Toronto was brief but fun so I don’t want to sound like I’m whining. I just had no idea that Sunday was such a literal day of rest. For anyone who knows the city, I also looked into Jamie Kennedy Wine Bar, Foxley Bistro and Torito, none were open. And we weren’t ready to go out until after 9pm, which was even trickier. I have a phobia of dining when a restaurant is close to closing time and even more so when I’m the last customer in a room.
Coca appealed to me since I was interested in how Canadians were interpreting Spanish tapas (strange that I have to use Spanish as an adjective but anymore tapas means anything served in small amounts) plus they were supposed to be open until midnight, which turned out to be 11pm. That would still be fine, but it was a little off-putting that we were reminded when arriving at 9:30pm that if we wanted food we needed to order promptly before the kitchen closed. Exactly the kind of thing I hate even though the staff was completely attitude-free. It doesn’t take much to make me jumpy.

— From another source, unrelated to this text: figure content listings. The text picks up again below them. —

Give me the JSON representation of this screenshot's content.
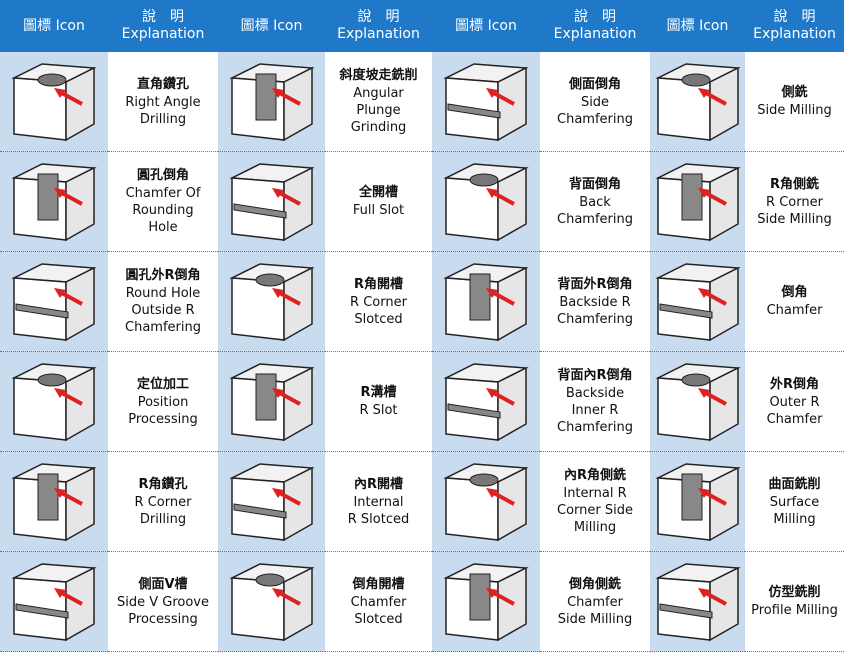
{
  "header": [
    {
      "icon": "圖標 Icon",
      "explanation_zh": "說　明",
      "explanation_en": "Explanation"
    },
    {
      "icon": "圖標 Icon",
      "explanation_zh": "說　明",
      "explanation_en": "Explanation"
    },
    {
      "icon": "圖標 Icon",
      "explanation_zh": "說　明",
      "explanation_en": "Explanation"
    },
    {
      "icon": "圖標 Icon",
      "explanation_zh": "說　明",
      "explanation_en": "Explanation"
    }
  ],
  "table": {
    "rows": [
      [
        {
          "zh": "直角鑽孔",
          "en": [
            "Right Angle",
            "Drilling"
          ]
        },
        {
          "zh": "斜度坡走銑削",
          "en": [
            "Angular",
            "Plunge",
            "Grinding"
          ]
        },
        {
          "zh": "側面倒角",
          "en": [
            "Side",
            "Chamfering"
          ]
        },
        {
          "zh": "側銑",
          "en": [
            "Side Milling"
          ]
        }
      ],
      [
        {
          "zh": "圓孔倒角",
          "en": [
            "Chamfer Of",
            "Rounding",
            "Hole"
          ]
        },
        {
          "zh": "全開槽",
          "en": [
            "Full Slot"
          ]
        },
        {
          "zh": "背面倒角",
          "en": [
            "Back",
            "Chamfering"
          ]
        },
        {
          "zh": "R角側銑",
          "en": [
            "R Corner",
            "Side Milling"
          ]
        }
      ],
      [
        {
          "zh": "圓孔外R倒角",
          "en": [
            "Round Hole",
            "Outside R",
            "Chamfering"
          ]
        },
        {
          "zh": "R角開槽",
          "en": [
            "R Corner",
            "Slotced"
          ]
        },
        {
          "zh": "背面外R倒角",
          "en": [
            "Backside R",
            "Chamfering"
          ]
        },
        {
          "zh": "倒角",
          "en": [
            "Chamfer"
          ]
        }
      ],
      [
        {
          "zh": "定位加工",
          "en": [
            "Position",
            "Processing"
          ]
        },
        {
          "zh": "R溝槽",
          "en": [
            "R Slot"
          ]
        },
        {
          "zh": "背面內R倒角",
          "en": [
            "Backside",
            "Inner R",
            "Chamfering"
          ]
        },
        {
          "zh": "外R倒角",
          "en": [
            "Outer R",
            "Chamfer"
          ]
        }
      ],
      [
        {
          "zh": "R角鑽孔",
          "en": [
            "R Corner",
            "Drilling"
          ]
        },
        {
          "zh": "內R開槽",
          "en": [
            "Internal",
            "R Slotced"
          ]
        },
        {
          "zh": "內R角側銑",
          "en": [
            "Internal R",
            "Corner Side",
            "Milling"
          ]
        },
        {
          "zh": "曲面銑削",
          "en": [
            "Surface",
            "Milling"
          ]
        }
      ],
      [
        {
          "zh": "側面V槽",
          "en": [
            "Side V Groove",
            "Processing"
          ]
        },
        {
          "zh": "倒角開槽",
          "en": [
            "Chamfer",
            "Slotced"
          ]
        },
        {
          "zh": "倒角側銑",
          "en": [
            "Chamfer",
            "Side Milling"
          ]
        },
        {
          "zh": "仿型銑削",
          "en": [
            "Profile Milling"
          ]
        }
      ]
    ]
  }
}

I would’ve ordered more food if father time hadn’t been hovering over me. We barely had a chance to scrutinize the menu and chalkboards. Horse bresaola certainly isn’t something you’d find on the charcuterie list at Daniel Boulud’s new much blogged about wine bar. I still can’t figure out how Canadians are pretty much same as Americans except they get wound up over hockey and have no squeamishness about devouring equines.
Also on the never-in-New York tangent, I noticed Czehoski, Coca’s sister restaurant across the street (which was still full when we left, perhaps we should’ve chosen differently) had calve's brain po’boys on the menu. I'm not even sure if the FDA allows us to eat brains in the U.S.
We quickly decided on three items and a couple glasses of big, fruity Bodegas Y Vinedos de Murcia, Caracol Serrano, Jumilla. I didn' t know how to order in metric; wines are served in 60, 120 and 180 ml portions. While I normally find James's Blackberry usage irksome, it was useful to convert milliliters to ounces on the fly.
Elk, lamb and beef sobrasada and machego on toast. See? I wasn’t kidding yesterday about caribou being Canadian food. The oily sausage and melted cheese were very rich; you probably wouldn’t want to eat more than two of these treats.
Hokkaido scallops and chorizo with roasted squash consommé were the opposite. I couldn’t detect the squash and wanted double the portion. And with forks only and no bread, a lot of the liquid went to waste.
I’m still steamed about never getting to try a sugared red pepper coca in Barcelona, despite two attempts. No glazy peppers here but caramelized onions sufficed. Interspersed with gorgonzola and sliced apples, the threesome was perfect on the thin crust. You would hope a restaurant’s namesake dish would be a hit and this was.